Tribunal Superior do Trabalho

Agravo de Instrumento em Recurso de Revista 0017899-37.2017.5.16.0004

Relator(a)
Dora Maria da Costa
Órgão julgador
8ª Turma
Data do julgamento
10/06/2020
Data de publicação
16/06/2020

TST – Agravo de Instrumento em Recurso de Revista 0017899-37.2017.5.16.0004, Rel. Dora Maria da Costa, 8ª Turma, j. 10/06/2020, p. 16/06/2020

Ementa

EMENTA: AGRAVO DE INSTRUMENTO EM RECURSO DE REVISTA. RESPONSABILIDADE SUBSIDIÁRIA. ENTE INTEGRANTE DA ADMINISTRAÇÃO PÚBLICA. CULPA IN VIGILANDO . NÃO CONFIGURAÇÃO . 1 . Nos termos da Lei nº 8.666/1993, dos artigos 186 e 927 do CC, da decisão proferida pelo STF na ADC nº 16 e do item V da Súmula nº 331 deste TST, para o reconhecimento da responsabilidade subsidiária do ente público, é necessária a comprovação da sua conduta omissiva na fiscalização do cumprimento das obrigações decorrentes do contrato entre tomador e prestador de serviços quanto às verbas trabalhistas. 2 . Outrossim, em 30/3/2017, o Supremo Tribunal Federal reconheceu a existência de repercussão geral da questão constitucional, suscitada no Recurso Extraordinário nº 760.931, referente à responsabilidade dos entes integrantes da Administração Pública em caso de terceirização, fixando, em 26/4/2017, a seguinte tese: " O inadimplemento dos encargos trabalhistas dos empregados do contratado não transfere automaticamente ao Poder Público contratante a responsabilidade pelo seu pagamento, seja em caráter solidário ou subsidiário, nos termos do art. 71, § 1º, da Lei nº 8.666/93 ". 3 . No presente caso, não é possível extrair do acórdão regional que o ente público, tomador dos serviços, não cumpriu adequadamente essa obrigação.
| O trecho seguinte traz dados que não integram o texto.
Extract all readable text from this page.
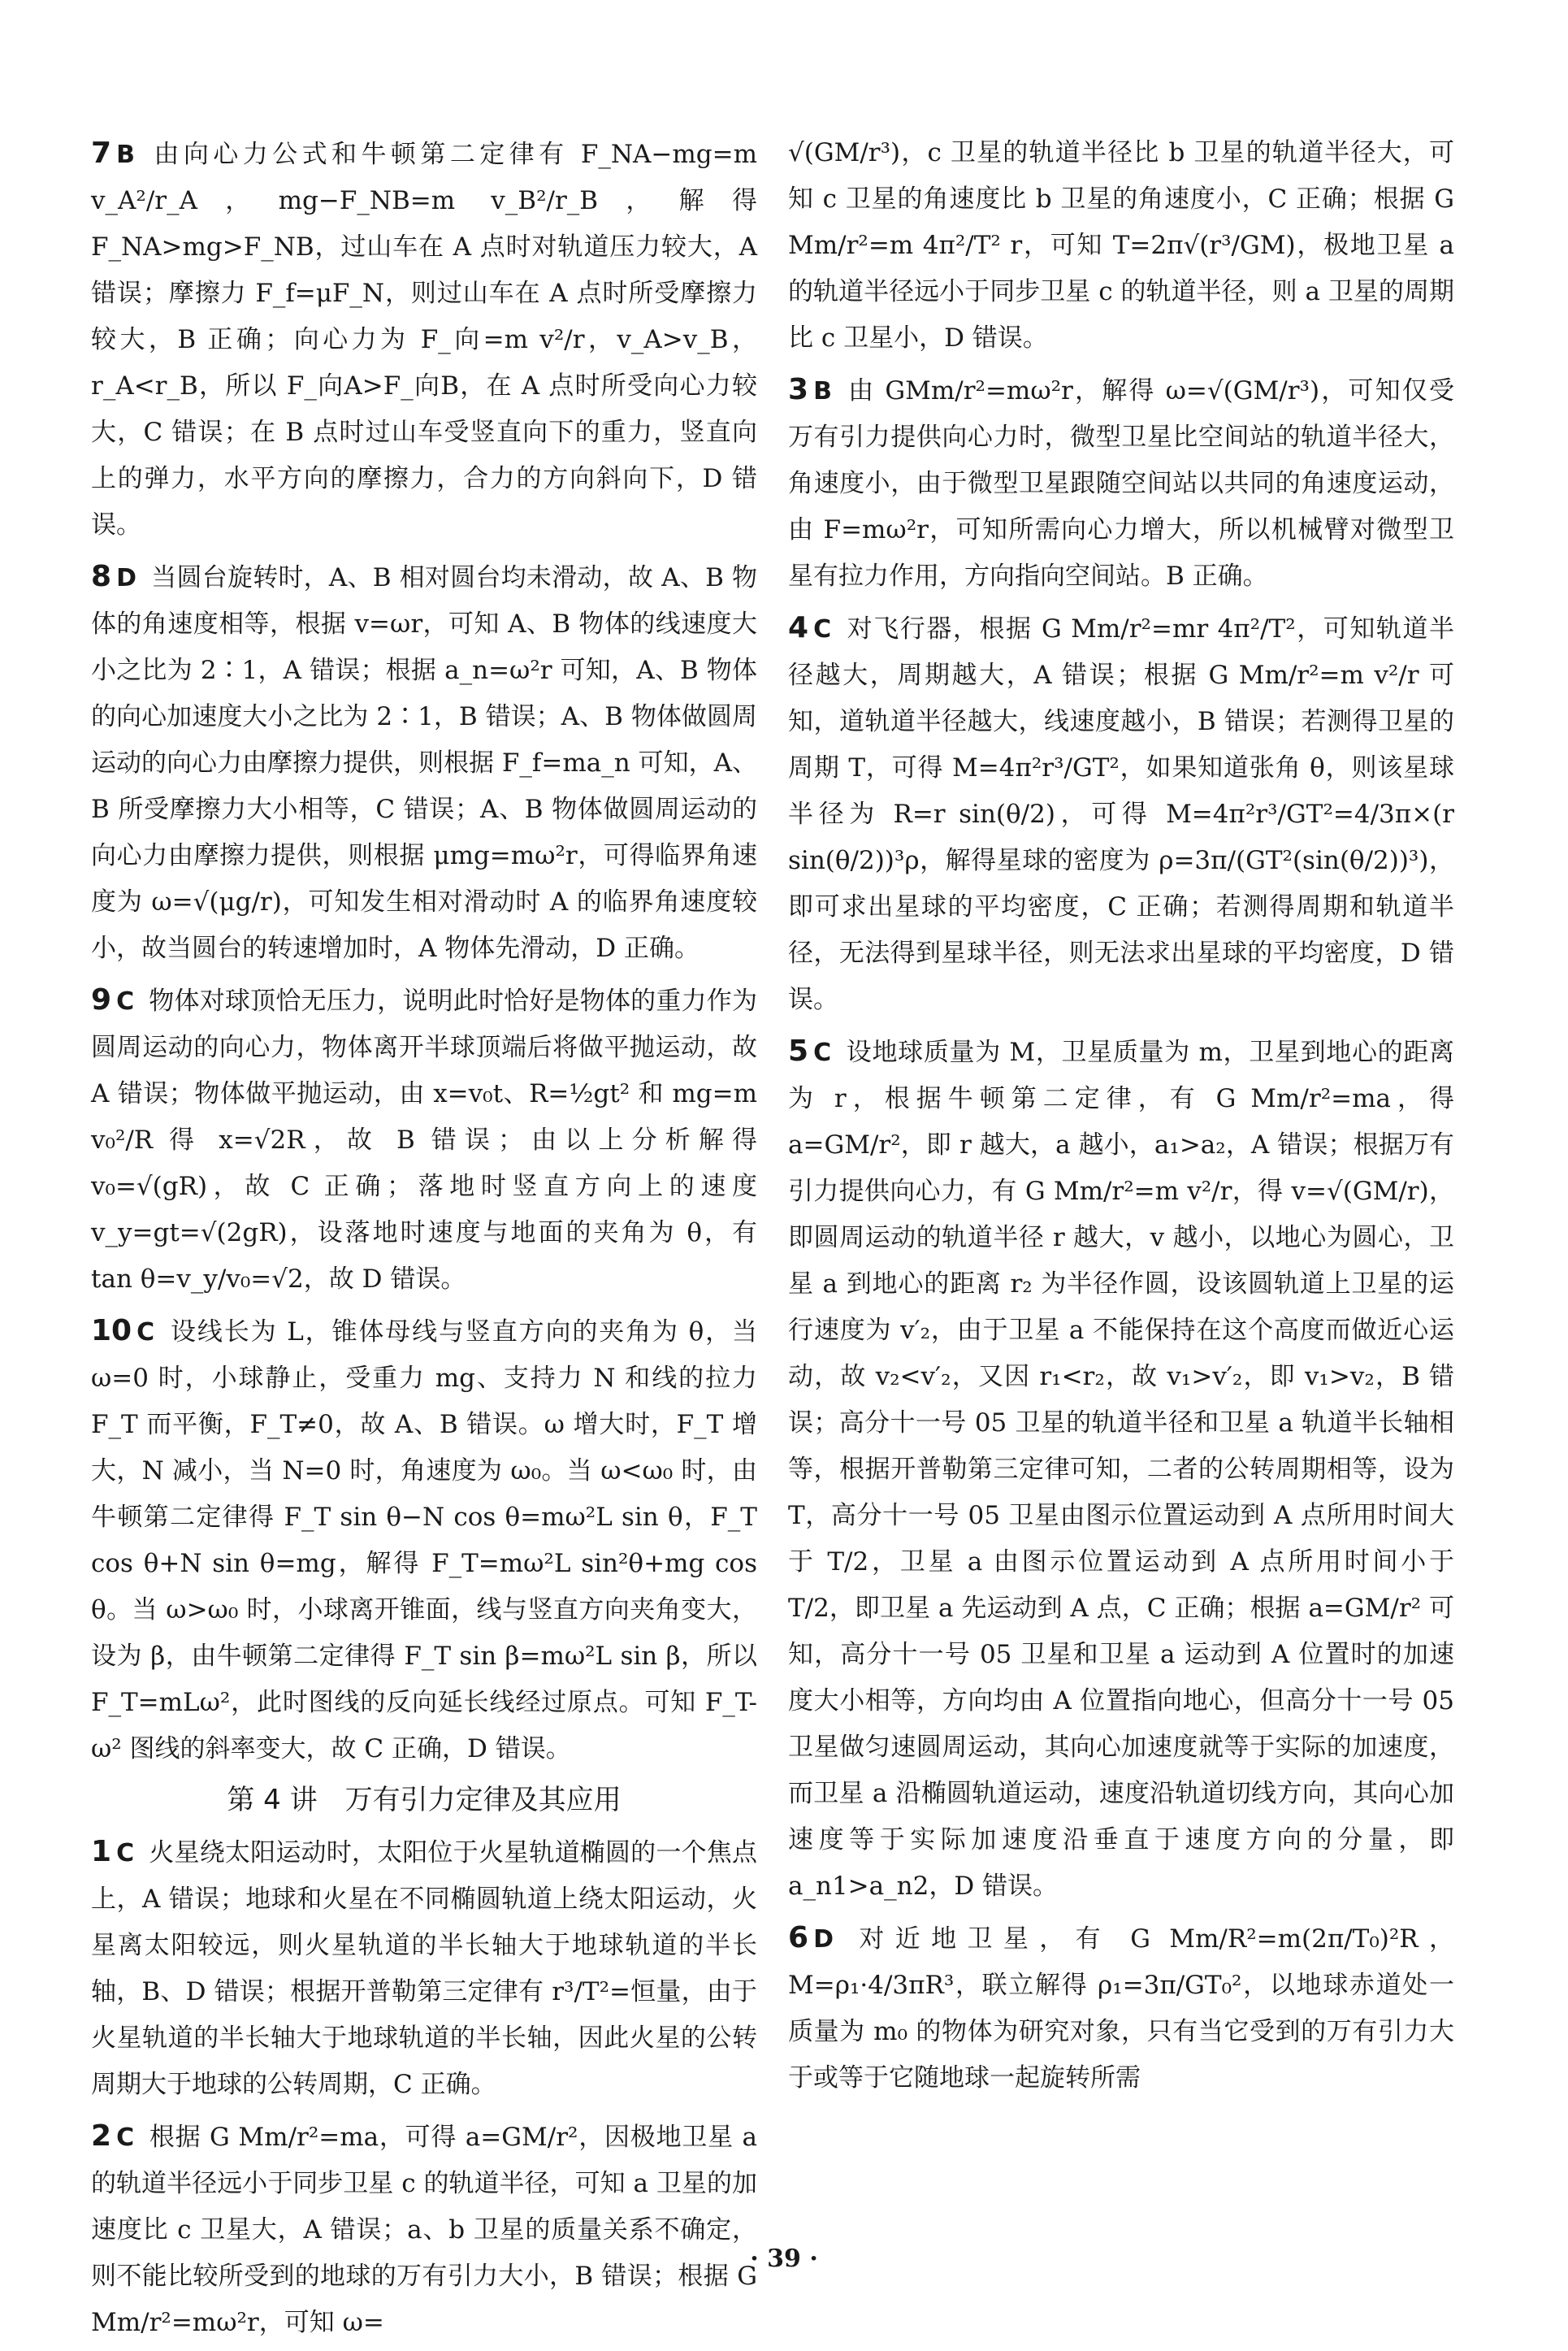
7 B 由向心力公式和牛顿第二定律有 F_NA−mg=m v_A²/r_A，mg−F_NB=m v_B²/r_B，解得 F_NA>mg>F_NB，过山车在 A 点时对轨道压力较大，A 错误；摩擦力 F_f=μF_N，则过山车在 A 点时所受摩擦力较大，B 正确；向心力为 F_向=m v²/r，v_A>v_B，r_A<r_B，所以 F_向A>F_向B，在 A 点时所受向心力较大，C 错误；在 B 点时过山车受竖直向下的重力，竖直向上的弹力，水平方向的摩擦力，合力的方向斜向下，D 错误。

8 D 当圆台旋转时，A、B 相对圆台均未滑动，故 A、B 物体的角速度相等，根据 v=ωr，可知 A、B 物体的线速度大小之比为 2∶1，A 错误；根据 a_n=ω²r 可知，A、B 物体的向心加速度大小之比为 2∶1，B 错误；A、B 物体做圆周运动的向心力由摩擦力提供，则根据 F_f=ma_n 可知，A、B 所受摩擦力大小相等，C 错误；A、B 物体做圆周运动的向心力由摩擦力提供，则根据 μmg=mω²r，可得临界角速度为 ω=√(μg/r)，可知发生相对滑动时 A 的临界角速度较小，故当圆台的转速增加时，A 物体先滑动，D 正确。

9 C 物体对球顶恰无压力，说明此时恰好是物体的重力作为圆周运动的向心力，物体离开半球顶端后将做平抛运动，故 A 错误；物体做平抛运动，由 x=v₀t、R=½gt² 和 mg=m v₀²/R 得 x=√2R，故 B 错误；由以上分析解得 v₀=√(gR)，故 C 正确；落地时竖直方向上的速度 v_y=gt=√(2gR)，设落地时速度与地面的夹角为 θ，有 tan θ=v_y/v₀=√2，故 D 错误。

10 C 设线长为 L，锥体母线与竖直方向的夹角为 θ，当 ω=0 时，小球静止，受重力 mg、支持力 N 和线的拉力 F_T 而平衡，F_T≠0，故 A、B 错误。ω 增大时，F_T 增大，N 减小，当 N=0 时，角速度为 ω₀。当 ω<ω₀ 时，由牛顿第二定律得 F_T sin θ−N cos θ=mω²L sin θ，F_T cos θ+N sin θ=mg，解得 F_T=mω²L sin²θ+mg cos θ。当 ω>ω₀ 时，小球离开锥面，线与竖直方向夹角变大，设为 β，由牛顿第二定律得 F_T sin β=mω²L sin β，所以 F_T=mLω²，此时图线的反向延长线经过原点。可知 F_T-ω² 图线的斜率变大，故 C 正确，D 错误。

第 4 讲　万有引力定律及其应用

1 C 火星绕太阳运动时，太阳位于火星轨道椭圆的一个焦点上，A 错误；地球和火星在不同椭圆轨道上绕太阳运动，火星离太阳较远，则火星轨道的半长轴大于地球轨道的半长轴，B、D 错误；根据开普勒第三定律有 r³/T²=恒量，由于火星轨道的半长轴大于地球轨道的半长轴，因此火星的公转周期大于地球的公转周期，C 正确。

2 C 根据 G Mm/r²=ma，可得 a=GM/r²，因极地卫星 a 的轨道半径远小于同步卫星 c 的轨道半径，可知 a 卫星的加速度比 c 卫星大，A 错误；a、b 卫星的质量关系不确定，则不能比较所受到的地球的万有引力大小，B 错误；根据 G Mm/r²=mω²r，可知 ω=

√(GM/r³)，c 卫星的轨道半径比 b 卫星的轨道半径大，可知 c 卫星的角速度比 b 卫星的角速度小，C 正确；根据 G Mm/r²=m 4π²/T² r，可知 T=2π√(r³/GM)，极地卫星 a 的轨道半径远小于同步卫星 c 的轨道半径，则 a 卫星的周期比 c 卫星小，D 错误。

3 B 由 GMm/r²=mω²r，解得 ω=√(GM/r³)，可知仅受万有引力提供向心力时，微型卫星比空间站的轨道半径大，角速度小，由于微型卫星跟随空间站以共同的角速度运动，由 F=mω²r，可知所需向心力增大，所以机械臂对微型卫星有拉力作用，方向指向空间站。B 正确。

4 C 对飞行器，根据 G Mm/r²=mr 4π²/T²，可知轨道半径越大，周期越大，A 错误；根据 G Mm/r²=m v²/r 可知，道轨道半径越大，线速度越小，B 错误；若测得卫星的周期 T，可得 M=4π²r³/GT²，如果知道张角 θ，则该星球半径为 R=r sin(θ/2)，可得 M=4π²r³/GT²=4/3π×(r sin(θ/2))³ρ，解得星球的密度为 ρ=3π/(GT²(sin(θ/2))³)，即可求出星球的平均密度，C 正确；若测得周期和轨道半径，无法得到星球半径，则无法求出星球的平均密度，D 错误。

5 C 设地球质量为 M，卫星质量为 m，卫星到地心的距离为 r，根据牛顿第二定律，有 G Mm/r²=ma，得 a=GM/r²，即 r 越大，a 越小，a₁>a₂，A 错误；根据万有引力提供向心力，有 G Mm/r²=m v²/r，得 v=√(GM/r)，即圆周运动的轨道半径 r 越大，v 越小，以地心为圆心，卫星 a 到地心的距离 r₂ 为半径作圆，设该圆轨道上卫星的运行速度为 v′₂，由于卫星 a 不能保持在这个高度而做近心运动，故 v₂<v′₂，又因 r₁<r₂，故 v₁>v′₂，即 v₁>v₂，B 错误；高分十一号 05 卫星的轨道半径和卫星 a 轨道半长轴相等，根据开普勒第三定律可知，二者的公转周期相等，设为 T，高分十一号 05 卫星由图示位置运动到 A 点所用时间大于 T/2，卫星 a 由图示位置运动到 A 点所用时间小于 T/2，即卫星 a 先运动到 A 点，C 正确；根据 a=GM/r² 可知，高分十一号 05 卫星和卫星 a 运动到 A 位置时的加速度大小相等，方向均由 A 位置指向地心，但高分十一号 05 卫星做匀速圆周运动，其向心加速度就等于实际的加速度，而卫星 a 沿椭圆轨道运动，速度沿轨道切线方向，其向心加速度等于实际加速度沿垂直于速度方向的分量，即 a_n1>a_n2，D 错误。

6 D 对近地卫星，有 G Mm/R²=m(2π/T₀)²R，M=ρ₁·4/3πR³，联立解得 ρ₁=3π/GT₀²，以地球赤道处一质量为 m₀ 的物体为研究对象，只有当它受到的万有引力大于或等于它随地球一起旋转所需

· 39 ·
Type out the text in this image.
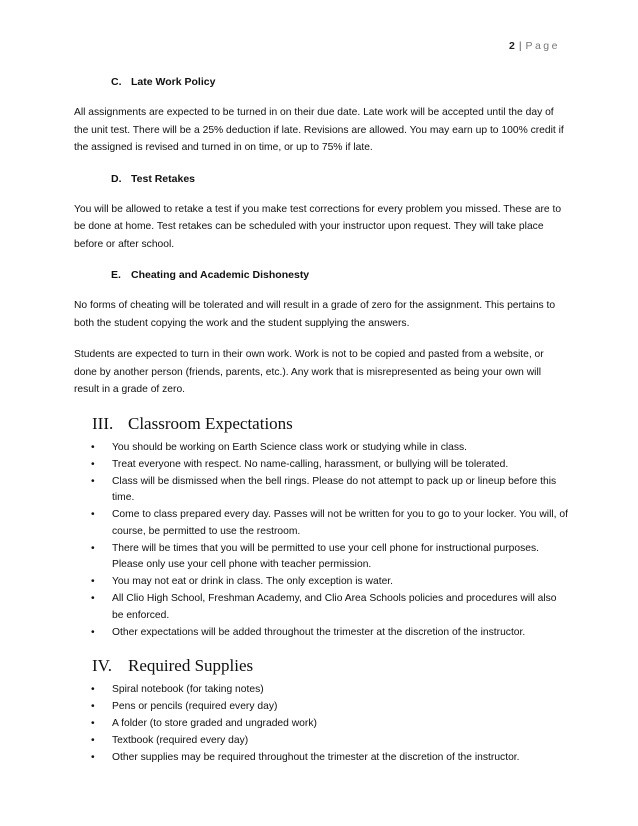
2 | Page
C. Late Work Policy

All assignments are expected to be turned in on their due date. Late work will be accepted until the day of the unit test. There will be a 25% deduction if late. Revisions are allowed. You may earn up to 100% credit if the assigned is revised and turned in on time, or up to 75% if late.

D. Test Retakes

You will be allowed to retake a test if you make test corrections for every problem you missed. These are to be done at home. Test retakes can be scheduled with your instructor upon request. They will take place before or after school.

E. Cheating and Academic Dishonesty

No forms of cheating will be tolerated and will result in a grade of zero for the assignment. This pertains to both the student copying the work and the student supplying the answers.

Students are expected to turn in their own work. Work is not to be copied and pasted from a website, or done by another person (friends, parents, etc.). Any work that is misrepresented as being your own will result in a grade of zero.

III. Classroom Expectations
• You should be working on Earth Science class work or studying while in class.
• Treat everyone with respect. No name-calling, harassment, or bullying will be tolerated.
• Class will be dismissed when the bell rings. Please do not attempt to pack up or lineup before this time.
• Come to class prepared every day. Passes will not be written for you to go to your locker. You will, of course, be permitted to use the restroom.
• There will be times that you will be permitted to use your cell phone for instructional purposes. Please only use your cell phone with teacher permission.
• You may not eat or drink in class. The only exception is water.
• All Clio High School, Freshman Academy, and Clio Area Schools policies and procedures will also be enforced.
• Other expectations will be added throughout the trimester at the discretion of the instructor.
IV. Required Supplies
• Spiral notebook (for taking notes)
• Pens or pencils (required every day)
• A folder (to store graded and ungraded work)
• Textbook (required every day)
• Other supplies may be required throughout the trimester at the discretion of the instructor.
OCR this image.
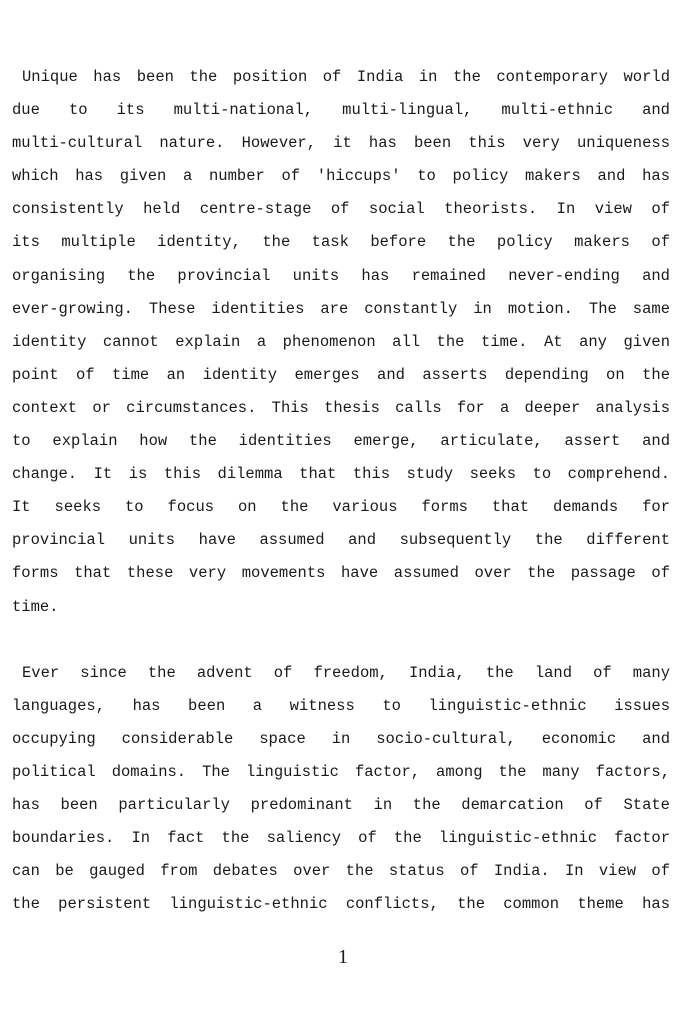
Unique has been the position of India in the contemporary world
due to its multi-national, multi-lingual, multi-ethnic and
multi-cultural nature. However, it has been this very uniqueness
which has given a number of 'hiccups' to policy makers and has
consistently held centre-stage of social theorists. In view of
its multiple identity, the task before the policy makers of
organising the provincial units has remained never-ending and
ever-growing. These identities are constantly in motion. The same
identity cannot explain a phenomenon all the time. At any given
point of time an identity emerges and asserts depending on the
context or circumstances. This thesis calls for a deeper analysis
to explain how the identities emerge, articulate, assert and
change. It is this dilemma that this study seeks to comprehend.
It seeks to focus on the various forms that demands for
provincial units have assumed and subsequently the different
forms that these very movements have assumed over the passage of
time.
Ever since the advent of freedom, India, the land of many
languages, has been a witness to linguistic-ethnic issues
occupying considerable space in socio-cultural, economic and
political domains. The linguistic factor, among the many factors,
has been particularly predominant in the demarcation of State
boundaries. In fact the saliency of the linguistic-ethnic factor
can be gauged from debates over the status of India. In view of
the persistent linguistic-ethnic conflicts, the common theme has
1
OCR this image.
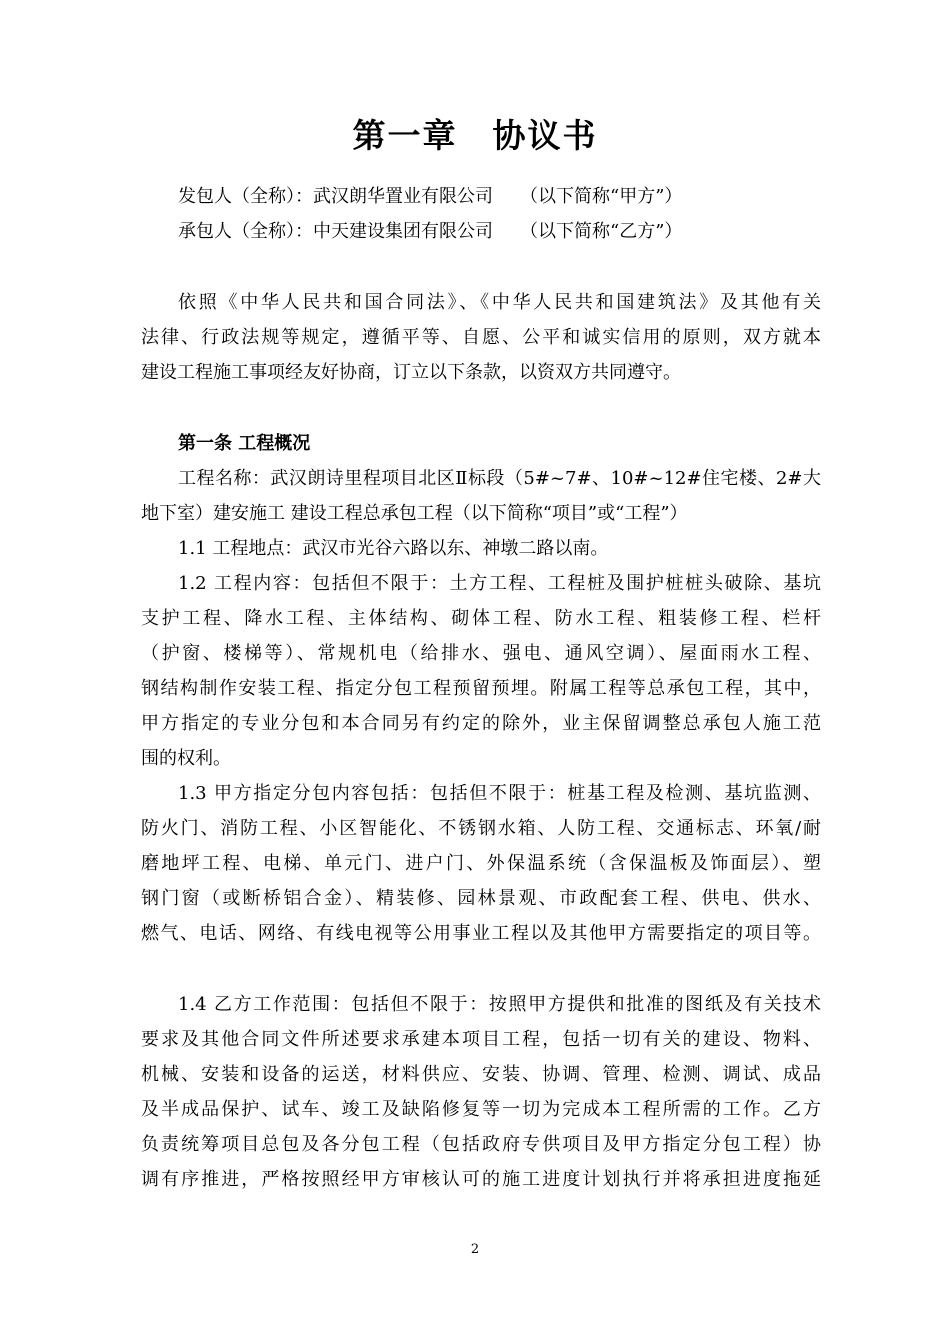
第一章　协议书
发包人（全称）：武汉朗华置业有限公司　　（以下简称“甲方”）
承包人（全称）：中天建设集团有限公司　　（以下简称“乙方”）
依照《中华人民共和国合同法》、《中华人民共和国建筑法》及其他有关
法律、行政法规等规定，遵循平等、自愿、公平和诚实信用的原则，双方就本
建设工程施工事项经友好协商，订立以下条款，以资双方共同遵守。
第一条 工程概况
工程名称：武汉朗诗里程项目北区Ⅱ标段（5#~7#、10#~12#住宅楼、2#大
地下室）建安施工 建设工程总承包工程（以下简称“项目”或“工程”）
1.1 工程地点：武汉市光谷六路以东、神墩二路以南。
1.2 工程内容：包括但不限于：土方工程、工程桩及围护桩桩头破除、基坑
支护工程、降水工程、主体结构、砌体工程、防水工程、粗装修工程、栏杆
（护窗、楼梯等）、常规机电（给排水、强电、通风空调）、屋面雨水工程、
钢结构制作安装工程、指定分包工程预留预埋。附属工程等总承包工程，其中，
甲方指定的专业分包和本合同另有约定的除外，业主保留调整总承包人施工范
围的权利。
1.3 甲方指定分包内容包括：包括但不限于：桩基工程及检测、基坑监测、
防火门、消防工程、小区智能化、不锈钢水箱、人防工程、交通标志、环氧/耐
磨地坪工程、电梯、单元门、进户门、外保温系统（含保温板及饰面层）、塑
钢门窗（或断桥铝合金）、精装修、园林景观、市政配套工程、供电、供水、
燃气、电话、网络、有线电视等公用事业工程以及其他甲方需要指定的项目等。
1.4 乙方工作范围：包括但不限于：按照甲方提供和批准的图纸及有关技术
要求及其他合同文件所述要求承建本项目工程，包括一切有关的建设、物料、
机械、安装和设备的运送，材料供应、安装、协调、管理、检测、调试、成品
及半成品保护、试车、竣工及缺陷修复等一切为完成本工程所需的工作。乙方
负责统筹项目总包及各分包工程（包括政府专供项目及甲方指定分包工程）协
调有序推进，严格按照经甲方审核认可的施工进度计划执行并将承担进度拖延
2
Não houve comprovação da inobservância, por parte do ente público, do dever de acompanhar e fiscalizar a execução dos contratos celebrados com a empresa prestadora de serviços. 4. Por conseguinte, não há como afirmar que ficou configurada a culpa in vigilando , hábil a justificar a atribuição de responsabilidade subsidiária. Agravo de instrumento conhecido e não provido. (Tribunal Superior do Trabalho (8ª Turma). Acórdão: 0017899-37.2017.5.16.0004. Relator(a): DORA MARIA DA COSTA. Data de julgamento: 10/06/2020. Juntado aos autos em 16/06/2020.)